Con el paso de los años, mi independencia económica me llevaría a tener mis propios descubrimientos culinarios. Y la comida china, además, acompañaría mis aventuras intelectuales más intrépidas. Sartre tenía su café "fancy" en medio de París. Yo tenía el chifa al frente de Arenales, dónde me explicaron por qué mi ingesta de bebidas gasificadas no tenía conclusiones científicas claras. En Cercado de Lima, jirón de la Unión, me iluminarían acerca de los peligros del populismo de ultra-derechas. Fue en San Luis, al frente del chaufa especial, dónde aceptaría mi destino de quedarme en Perú a proseguir en mis estudios de biología molecular. Fue con un chaufa aleatorio de Benavides dónde, luego de un congreso de ciencias exitoso, dónde ponderaríamos acerca de la futura colonización humana del espacio, y las oportunidades que ofrecía la biología noruega. Fue con el chi jau kay humeante por una avenida miraflorina que me daría cuenta de la aceptación pseudocientífica de las teorías de Feyerabend.

Quizá lo que une a todas estas experiencias sea el espíritu y la billetera juvenil. En el primer caso, porque hay un deseo por aprender. Y en el segundo, porque hay un estómago que llenar con bajo presupuesto. Quizá el chifa haya llegado a ser el verdadero agente demócrata en un país desigual, plagado de barreras de clase y de raza.
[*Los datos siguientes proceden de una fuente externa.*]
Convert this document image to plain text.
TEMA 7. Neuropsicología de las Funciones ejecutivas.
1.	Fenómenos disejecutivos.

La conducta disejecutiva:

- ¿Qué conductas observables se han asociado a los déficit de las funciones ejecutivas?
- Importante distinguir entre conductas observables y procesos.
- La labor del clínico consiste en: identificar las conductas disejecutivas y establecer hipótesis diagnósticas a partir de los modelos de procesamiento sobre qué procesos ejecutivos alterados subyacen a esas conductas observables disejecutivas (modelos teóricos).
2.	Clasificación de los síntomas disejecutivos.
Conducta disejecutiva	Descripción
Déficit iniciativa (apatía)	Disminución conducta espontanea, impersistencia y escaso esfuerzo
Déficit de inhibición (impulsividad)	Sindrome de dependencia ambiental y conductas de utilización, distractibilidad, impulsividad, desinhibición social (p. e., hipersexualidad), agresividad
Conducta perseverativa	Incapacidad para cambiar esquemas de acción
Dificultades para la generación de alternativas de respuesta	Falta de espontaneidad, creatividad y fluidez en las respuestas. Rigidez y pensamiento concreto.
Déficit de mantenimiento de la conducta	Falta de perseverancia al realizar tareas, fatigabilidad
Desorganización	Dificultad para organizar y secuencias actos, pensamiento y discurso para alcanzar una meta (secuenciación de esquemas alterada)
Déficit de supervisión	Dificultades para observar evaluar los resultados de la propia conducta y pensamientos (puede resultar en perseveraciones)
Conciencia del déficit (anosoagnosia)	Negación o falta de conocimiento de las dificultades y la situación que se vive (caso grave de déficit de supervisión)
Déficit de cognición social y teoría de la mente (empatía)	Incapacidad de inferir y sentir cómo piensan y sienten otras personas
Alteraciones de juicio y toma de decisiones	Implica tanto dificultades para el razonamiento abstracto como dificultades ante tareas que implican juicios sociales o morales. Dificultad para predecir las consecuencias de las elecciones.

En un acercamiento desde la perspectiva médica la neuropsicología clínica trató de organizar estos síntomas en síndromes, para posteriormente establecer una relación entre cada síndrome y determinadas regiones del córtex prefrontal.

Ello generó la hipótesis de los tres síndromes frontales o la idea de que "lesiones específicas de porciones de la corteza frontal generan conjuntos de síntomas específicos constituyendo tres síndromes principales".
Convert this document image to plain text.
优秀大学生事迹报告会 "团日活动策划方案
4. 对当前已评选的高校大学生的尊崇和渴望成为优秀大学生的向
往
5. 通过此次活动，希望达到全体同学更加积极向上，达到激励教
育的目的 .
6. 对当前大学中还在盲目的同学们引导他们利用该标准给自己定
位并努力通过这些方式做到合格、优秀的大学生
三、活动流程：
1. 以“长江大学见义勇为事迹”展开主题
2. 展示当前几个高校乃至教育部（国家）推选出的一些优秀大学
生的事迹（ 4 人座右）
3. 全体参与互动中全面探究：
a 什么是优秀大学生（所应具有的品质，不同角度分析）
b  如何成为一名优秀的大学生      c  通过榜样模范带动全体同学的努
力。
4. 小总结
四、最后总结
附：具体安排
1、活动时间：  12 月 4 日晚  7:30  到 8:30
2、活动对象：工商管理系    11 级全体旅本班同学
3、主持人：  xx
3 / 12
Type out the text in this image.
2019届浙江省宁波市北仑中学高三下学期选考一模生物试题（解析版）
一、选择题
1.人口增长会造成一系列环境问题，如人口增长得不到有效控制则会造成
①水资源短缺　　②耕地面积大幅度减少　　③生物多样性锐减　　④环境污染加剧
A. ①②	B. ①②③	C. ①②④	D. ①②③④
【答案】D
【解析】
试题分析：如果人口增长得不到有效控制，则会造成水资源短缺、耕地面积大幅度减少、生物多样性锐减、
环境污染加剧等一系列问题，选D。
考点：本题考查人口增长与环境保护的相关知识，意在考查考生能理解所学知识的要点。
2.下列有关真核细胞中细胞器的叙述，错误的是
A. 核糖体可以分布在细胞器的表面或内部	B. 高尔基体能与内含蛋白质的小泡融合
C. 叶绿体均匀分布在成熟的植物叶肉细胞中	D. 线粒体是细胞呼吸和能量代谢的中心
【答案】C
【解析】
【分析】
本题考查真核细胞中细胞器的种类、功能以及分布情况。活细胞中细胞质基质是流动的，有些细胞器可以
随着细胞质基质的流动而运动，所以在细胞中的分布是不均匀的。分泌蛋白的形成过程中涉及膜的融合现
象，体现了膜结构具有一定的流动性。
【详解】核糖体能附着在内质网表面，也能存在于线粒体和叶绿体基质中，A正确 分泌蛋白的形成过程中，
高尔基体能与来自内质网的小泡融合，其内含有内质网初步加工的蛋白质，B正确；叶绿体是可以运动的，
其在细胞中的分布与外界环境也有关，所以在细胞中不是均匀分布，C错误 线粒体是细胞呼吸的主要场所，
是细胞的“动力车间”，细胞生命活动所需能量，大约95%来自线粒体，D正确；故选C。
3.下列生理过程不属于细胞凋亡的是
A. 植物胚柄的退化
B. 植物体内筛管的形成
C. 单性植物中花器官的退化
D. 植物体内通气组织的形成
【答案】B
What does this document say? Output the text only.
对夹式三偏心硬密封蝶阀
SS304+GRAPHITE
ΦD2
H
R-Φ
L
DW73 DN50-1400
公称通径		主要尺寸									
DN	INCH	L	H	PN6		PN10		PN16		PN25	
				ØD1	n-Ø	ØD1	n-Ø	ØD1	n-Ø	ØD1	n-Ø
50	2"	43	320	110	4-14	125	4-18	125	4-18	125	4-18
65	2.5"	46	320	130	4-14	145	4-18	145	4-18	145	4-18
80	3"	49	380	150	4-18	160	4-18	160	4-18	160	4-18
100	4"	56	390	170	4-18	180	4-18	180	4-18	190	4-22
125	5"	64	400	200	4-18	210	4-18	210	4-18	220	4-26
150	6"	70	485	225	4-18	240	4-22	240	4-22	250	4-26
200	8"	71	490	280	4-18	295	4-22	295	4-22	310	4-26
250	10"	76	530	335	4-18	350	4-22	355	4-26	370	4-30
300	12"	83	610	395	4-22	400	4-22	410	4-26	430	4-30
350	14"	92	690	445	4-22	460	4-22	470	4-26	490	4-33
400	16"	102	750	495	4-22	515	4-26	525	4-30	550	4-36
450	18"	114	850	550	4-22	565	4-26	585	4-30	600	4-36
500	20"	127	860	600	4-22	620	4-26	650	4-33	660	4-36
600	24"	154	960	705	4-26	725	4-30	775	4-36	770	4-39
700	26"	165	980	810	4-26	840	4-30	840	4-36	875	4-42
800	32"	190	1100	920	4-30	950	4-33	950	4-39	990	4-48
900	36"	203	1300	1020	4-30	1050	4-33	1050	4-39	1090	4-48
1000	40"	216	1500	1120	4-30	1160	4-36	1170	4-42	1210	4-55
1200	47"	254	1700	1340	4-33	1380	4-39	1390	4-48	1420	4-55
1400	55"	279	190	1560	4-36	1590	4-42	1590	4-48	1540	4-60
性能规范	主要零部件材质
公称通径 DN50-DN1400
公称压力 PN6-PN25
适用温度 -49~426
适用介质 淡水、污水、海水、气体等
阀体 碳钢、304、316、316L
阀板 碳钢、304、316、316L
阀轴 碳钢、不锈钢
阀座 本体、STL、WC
Quizá, así como el fútbol, el chifa rompa dichas barreras, en un momento único dónde todos hemos experimentado chaufas y tallarines y podemos compartir nuestra experiencia en ello, que nos obliga a hablar y a hablar, hasta que trascendemos a un nuevo plano en la discusión. 

De pronto, se me ocurre que hay algo acerca de un ambiente oscuro, de las sillas comodoy negras altas, de las farolas rojas y de las pinturas de los niños gorditos en traje tradicional que atrae el intelecto juvenil, y los obliga a sentarse, a compartir y a ponderar todo ello que se nos niega en nuestro día a día por las imposiciones laborales que nos restringen a pensar en normas y procedimientos. 

De pronto, el chifa se vuelve la salida de la alegoría de la cueva platónica. 

La epistemología del pato asado llega, entonces, a esas dimensiones poco exploradas de la mente humana, nos obliga a abrirnos y a contar lo que se nos pasa por la mente, acompañados del aroma inconfundible de la sazón cantoneso-peruana y el ruido de tenedores y cuchillos. Se vuelve este lugar mágico dónde podemos, por un momento, dejar de ser nosotros, los seres funcionales. Pasamos a ser teorías y pasiones, anécdotas y consejos.

¿Y es que acaso no es apropiado que los momentos de intelectual en el Perú se den en un chifa?